17 Nisan 2014 akşamı 22.o0‘da Mac DeMarco‘nun son albümü Salad Days‘ini dinleyeceğiz.
Aykırı tavrı, ilginç işleri ve her zaman beklenmeyeni yapmasıyla ünlü Kanadalı müzisyen Mac DeMarco 3. stüdyo albümü Salad Days’i 1 Nisan’da Captured Tracks etiketi ile piyasaya sürdü.
Rock and Roll Night Club ve 2 albümlerinden sonra indie rock’ın palyaçosu ilan edilen ve bunu hiç umursamayan müzisyen son albümüyle bir nebze yatışmış gibi görünse de bu sakinliğin dış dünyadan kaynaklanmadığı aşikar. Yarattığı iki albümün ardından uzun bir turneye gömülen DeMarco’nun değişimi çocukluk günlerinden yavaş yavaş sıyrılmasından kaynaklanmakta. Müzik dünyasına çok erken giren DeMarco, Salad Days’de henüz 23 yaşında bir genç olmanın umursamazlığını, enerjisini ve çocukluk ile sorumluluklar arasındaki kafa karışıklığını, endişelerini anlatıyor.

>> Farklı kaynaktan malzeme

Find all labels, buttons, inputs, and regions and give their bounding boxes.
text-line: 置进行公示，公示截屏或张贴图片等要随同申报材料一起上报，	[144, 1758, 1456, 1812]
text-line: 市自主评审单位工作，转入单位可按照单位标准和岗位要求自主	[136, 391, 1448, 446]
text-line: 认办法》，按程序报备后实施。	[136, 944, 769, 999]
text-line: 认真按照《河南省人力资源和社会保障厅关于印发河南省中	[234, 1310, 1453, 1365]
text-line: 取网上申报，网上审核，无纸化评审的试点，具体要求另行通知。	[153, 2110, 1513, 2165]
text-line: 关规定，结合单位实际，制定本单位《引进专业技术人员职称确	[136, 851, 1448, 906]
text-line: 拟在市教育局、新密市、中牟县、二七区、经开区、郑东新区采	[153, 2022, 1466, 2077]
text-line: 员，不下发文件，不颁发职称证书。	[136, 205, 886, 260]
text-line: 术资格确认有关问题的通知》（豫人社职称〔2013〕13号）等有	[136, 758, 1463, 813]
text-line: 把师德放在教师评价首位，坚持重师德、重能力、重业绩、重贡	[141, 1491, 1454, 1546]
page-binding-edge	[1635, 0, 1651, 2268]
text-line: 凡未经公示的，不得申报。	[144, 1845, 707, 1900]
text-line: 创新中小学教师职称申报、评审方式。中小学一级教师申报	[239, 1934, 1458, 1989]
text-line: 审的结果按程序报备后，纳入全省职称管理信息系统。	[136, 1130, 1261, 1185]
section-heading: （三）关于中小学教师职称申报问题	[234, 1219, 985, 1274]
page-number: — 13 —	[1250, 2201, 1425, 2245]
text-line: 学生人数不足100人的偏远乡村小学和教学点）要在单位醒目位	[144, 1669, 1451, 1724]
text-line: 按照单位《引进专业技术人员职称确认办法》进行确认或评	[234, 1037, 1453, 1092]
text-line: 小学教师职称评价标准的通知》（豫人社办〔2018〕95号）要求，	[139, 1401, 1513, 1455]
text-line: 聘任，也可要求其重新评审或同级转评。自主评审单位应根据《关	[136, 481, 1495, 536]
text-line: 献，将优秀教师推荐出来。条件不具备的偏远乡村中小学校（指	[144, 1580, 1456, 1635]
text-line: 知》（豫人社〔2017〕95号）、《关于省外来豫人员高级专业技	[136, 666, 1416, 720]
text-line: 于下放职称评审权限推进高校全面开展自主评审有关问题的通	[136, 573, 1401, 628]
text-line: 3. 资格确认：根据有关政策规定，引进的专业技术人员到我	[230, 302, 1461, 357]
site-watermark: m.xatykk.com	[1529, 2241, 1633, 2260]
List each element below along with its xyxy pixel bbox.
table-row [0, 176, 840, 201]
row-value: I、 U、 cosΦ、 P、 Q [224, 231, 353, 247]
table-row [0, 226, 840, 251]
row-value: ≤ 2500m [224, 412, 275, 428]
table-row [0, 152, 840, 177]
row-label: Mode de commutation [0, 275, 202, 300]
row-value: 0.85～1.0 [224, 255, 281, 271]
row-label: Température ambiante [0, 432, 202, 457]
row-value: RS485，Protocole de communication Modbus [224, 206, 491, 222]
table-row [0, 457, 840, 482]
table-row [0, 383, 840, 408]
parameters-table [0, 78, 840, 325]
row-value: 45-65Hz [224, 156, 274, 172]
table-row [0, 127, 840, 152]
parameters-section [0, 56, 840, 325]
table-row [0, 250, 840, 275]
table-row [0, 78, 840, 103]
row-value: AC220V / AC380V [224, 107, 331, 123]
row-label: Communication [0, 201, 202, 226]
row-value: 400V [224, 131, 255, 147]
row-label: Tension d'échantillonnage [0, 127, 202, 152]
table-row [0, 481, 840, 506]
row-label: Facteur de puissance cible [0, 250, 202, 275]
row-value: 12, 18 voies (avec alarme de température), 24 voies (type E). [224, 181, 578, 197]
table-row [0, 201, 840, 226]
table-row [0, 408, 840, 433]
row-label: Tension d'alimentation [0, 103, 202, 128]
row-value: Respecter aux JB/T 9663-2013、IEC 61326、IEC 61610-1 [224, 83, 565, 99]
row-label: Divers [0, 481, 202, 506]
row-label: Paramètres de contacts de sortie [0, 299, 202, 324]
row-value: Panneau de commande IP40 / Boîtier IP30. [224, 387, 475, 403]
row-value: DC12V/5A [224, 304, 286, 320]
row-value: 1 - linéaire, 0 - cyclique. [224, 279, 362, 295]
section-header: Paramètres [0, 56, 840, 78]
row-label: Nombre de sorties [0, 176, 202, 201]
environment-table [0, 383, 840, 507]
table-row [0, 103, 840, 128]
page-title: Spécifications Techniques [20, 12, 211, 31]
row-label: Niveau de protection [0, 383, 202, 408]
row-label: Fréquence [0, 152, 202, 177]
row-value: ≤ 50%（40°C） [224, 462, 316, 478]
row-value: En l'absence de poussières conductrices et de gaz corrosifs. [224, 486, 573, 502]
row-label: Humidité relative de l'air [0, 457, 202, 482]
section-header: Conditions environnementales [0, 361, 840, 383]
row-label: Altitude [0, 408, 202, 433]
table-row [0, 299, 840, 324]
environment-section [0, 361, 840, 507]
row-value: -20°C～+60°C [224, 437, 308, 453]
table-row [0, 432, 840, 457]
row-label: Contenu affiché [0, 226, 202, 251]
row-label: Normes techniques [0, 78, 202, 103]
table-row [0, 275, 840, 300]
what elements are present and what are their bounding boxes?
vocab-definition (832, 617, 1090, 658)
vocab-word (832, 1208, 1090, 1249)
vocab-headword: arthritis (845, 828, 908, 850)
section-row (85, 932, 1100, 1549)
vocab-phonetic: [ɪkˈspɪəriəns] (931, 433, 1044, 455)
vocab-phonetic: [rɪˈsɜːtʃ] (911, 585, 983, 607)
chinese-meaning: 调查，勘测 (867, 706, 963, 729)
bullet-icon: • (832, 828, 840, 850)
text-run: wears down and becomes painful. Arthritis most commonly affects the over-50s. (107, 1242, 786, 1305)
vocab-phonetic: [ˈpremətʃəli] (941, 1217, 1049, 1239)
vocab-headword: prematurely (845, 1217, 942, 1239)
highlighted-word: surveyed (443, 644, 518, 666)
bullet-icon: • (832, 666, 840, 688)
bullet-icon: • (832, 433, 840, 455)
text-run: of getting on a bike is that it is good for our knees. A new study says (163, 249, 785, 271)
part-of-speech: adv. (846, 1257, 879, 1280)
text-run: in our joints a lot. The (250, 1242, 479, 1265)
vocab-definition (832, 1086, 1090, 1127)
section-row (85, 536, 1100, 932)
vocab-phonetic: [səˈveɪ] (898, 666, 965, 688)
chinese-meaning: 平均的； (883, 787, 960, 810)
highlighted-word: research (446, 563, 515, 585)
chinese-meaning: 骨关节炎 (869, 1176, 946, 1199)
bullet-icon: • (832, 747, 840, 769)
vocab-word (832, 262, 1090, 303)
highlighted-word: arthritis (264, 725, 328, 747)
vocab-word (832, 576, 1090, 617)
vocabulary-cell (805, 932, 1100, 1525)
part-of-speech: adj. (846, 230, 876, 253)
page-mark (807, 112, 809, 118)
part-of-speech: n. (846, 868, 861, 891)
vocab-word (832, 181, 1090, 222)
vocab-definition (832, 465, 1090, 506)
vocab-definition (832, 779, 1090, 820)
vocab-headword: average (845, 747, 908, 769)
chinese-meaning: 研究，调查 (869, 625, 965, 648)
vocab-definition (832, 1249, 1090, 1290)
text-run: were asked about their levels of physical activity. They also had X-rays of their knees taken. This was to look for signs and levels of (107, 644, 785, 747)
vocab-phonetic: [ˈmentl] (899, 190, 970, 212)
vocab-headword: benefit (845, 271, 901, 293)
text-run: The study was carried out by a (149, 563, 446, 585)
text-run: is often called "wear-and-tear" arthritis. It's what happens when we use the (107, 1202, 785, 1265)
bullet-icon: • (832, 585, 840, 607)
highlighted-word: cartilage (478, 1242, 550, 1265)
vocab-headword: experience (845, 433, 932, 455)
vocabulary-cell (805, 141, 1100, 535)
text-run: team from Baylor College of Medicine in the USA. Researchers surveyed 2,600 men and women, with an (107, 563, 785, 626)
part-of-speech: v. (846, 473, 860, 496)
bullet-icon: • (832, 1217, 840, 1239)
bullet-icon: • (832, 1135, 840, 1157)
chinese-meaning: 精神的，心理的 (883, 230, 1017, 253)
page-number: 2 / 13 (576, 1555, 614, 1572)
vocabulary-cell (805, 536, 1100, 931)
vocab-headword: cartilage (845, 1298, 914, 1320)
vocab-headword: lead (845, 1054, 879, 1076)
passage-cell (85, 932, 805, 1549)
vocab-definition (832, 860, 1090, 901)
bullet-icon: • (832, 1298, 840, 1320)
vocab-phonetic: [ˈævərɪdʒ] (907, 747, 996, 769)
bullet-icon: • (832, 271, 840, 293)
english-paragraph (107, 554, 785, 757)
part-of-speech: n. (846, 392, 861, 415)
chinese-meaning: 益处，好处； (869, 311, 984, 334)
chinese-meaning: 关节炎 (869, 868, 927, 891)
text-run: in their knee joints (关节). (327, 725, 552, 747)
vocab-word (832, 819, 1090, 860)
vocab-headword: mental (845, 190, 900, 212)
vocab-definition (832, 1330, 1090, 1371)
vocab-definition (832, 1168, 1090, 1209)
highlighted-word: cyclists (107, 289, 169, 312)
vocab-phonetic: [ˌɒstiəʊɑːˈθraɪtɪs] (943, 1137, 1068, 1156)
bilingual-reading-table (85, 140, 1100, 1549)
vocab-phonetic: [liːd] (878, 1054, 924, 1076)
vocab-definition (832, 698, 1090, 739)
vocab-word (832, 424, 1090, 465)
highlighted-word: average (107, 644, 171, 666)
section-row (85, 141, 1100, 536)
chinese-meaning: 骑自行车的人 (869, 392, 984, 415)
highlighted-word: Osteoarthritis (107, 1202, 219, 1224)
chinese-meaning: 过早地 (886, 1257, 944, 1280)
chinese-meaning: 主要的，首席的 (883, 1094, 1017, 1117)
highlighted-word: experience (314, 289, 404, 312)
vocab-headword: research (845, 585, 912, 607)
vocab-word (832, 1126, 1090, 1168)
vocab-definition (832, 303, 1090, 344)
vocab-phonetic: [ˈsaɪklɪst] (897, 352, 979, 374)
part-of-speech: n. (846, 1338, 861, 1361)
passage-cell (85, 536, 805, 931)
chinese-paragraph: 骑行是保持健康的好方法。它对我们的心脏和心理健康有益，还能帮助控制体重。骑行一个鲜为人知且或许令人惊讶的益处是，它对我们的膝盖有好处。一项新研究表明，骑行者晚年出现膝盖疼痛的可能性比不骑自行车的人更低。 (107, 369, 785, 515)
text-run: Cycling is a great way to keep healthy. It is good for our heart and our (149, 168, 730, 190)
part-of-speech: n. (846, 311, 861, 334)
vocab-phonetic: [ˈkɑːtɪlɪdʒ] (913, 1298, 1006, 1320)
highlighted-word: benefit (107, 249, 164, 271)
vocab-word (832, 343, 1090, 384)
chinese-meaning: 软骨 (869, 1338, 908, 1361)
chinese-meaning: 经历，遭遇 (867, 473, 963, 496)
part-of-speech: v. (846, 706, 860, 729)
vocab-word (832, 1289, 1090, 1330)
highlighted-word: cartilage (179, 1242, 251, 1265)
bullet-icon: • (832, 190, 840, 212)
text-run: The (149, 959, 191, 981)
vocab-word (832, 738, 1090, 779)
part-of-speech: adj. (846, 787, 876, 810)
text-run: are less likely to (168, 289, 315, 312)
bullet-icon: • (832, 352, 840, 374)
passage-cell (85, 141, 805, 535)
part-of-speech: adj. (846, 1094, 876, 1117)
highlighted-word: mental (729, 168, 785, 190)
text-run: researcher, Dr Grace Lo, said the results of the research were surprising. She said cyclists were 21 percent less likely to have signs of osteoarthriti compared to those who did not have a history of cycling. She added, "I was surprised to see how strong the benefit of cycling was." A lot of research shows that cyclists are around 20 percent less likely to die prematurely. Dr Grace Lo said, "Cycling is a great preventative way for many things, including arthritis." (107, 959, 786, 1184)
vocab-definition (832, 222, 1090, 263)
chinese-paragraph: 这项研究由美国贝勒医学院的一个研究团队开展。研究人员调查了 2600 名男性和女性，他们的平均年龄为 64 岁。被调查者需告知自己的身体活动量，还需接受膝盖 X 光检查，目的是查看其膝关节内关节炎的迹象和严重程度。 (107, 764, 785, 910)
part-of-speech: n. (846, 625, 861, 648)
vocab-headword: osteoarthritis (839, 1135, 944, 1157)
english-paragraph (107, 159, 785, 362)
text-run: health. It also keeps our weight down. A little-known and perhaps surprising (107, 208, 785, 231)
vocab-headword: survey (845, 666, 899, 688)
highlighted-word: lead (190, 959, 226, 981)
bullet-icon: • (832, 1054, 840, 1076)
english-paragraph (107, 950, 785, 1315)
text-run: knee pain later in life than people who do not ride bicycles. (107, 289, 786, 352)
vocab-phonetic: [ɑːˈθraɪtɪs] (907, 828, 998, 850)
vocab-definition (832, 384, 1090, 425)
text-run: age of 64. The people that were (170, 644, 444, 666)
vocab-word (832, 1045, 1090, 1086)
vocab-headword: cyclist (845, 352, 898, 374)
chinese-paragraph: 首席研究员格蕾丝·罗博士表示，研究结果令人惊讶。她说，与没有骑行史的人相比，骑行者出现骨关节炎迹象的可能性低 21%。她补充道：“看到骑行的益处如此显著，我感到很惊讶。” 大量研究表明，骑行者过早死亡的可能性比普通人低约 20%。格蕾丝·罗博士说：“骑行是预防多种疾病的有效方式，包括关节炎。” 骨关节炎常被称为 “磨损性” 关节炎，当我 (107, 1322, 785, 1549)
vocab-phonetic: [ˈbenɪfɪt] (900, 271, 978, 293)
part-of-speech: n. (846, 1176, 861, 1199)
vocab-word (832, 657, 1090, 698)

11 (+2 bonus) şarkılık albümden Let Her Go, Salad Days, Let My Baby Stay ve Goodbye Weekend şarkıları sanatçının söz yazımının biraz daha olgunlaştığını gösteriyor ancak DeMarco’nun müziği hala aynı. Yine lo-fi ve soft rock öğelerinden oluşan albüm soundunu “Büyük bir sound değişiklikle kimseyi korkutmak istemedim. Atmosferi çok değiştirmeden Salad Days’in ruh haline geçiş yapmak istedim. Ve bir buçuk yıldır turnedeyim, yoruldum!” diyerek açıklıyor. Sesi biraz endişeli ve yer yer öğüt verir gibi duyuluyor olabilir ama DeMarco yine dinleyicisiyle konuşuyor ve arada kalan zamanda yaşanan hikayeleri fısıldıyor.
Brooklyn’deki evinde kaydettiği Salad Days için plak şirketinin istediği gibi bir albüm çıkarmış olmakla suçlansa da DeMarco sadece gözümüzün önünde büyüyen oldukça yetenekli bir genç adam. Salad Days ise şimdiden sıcak yaz günlerinin miskin ve güneşli öğleden sonralarında yerini ayırttı.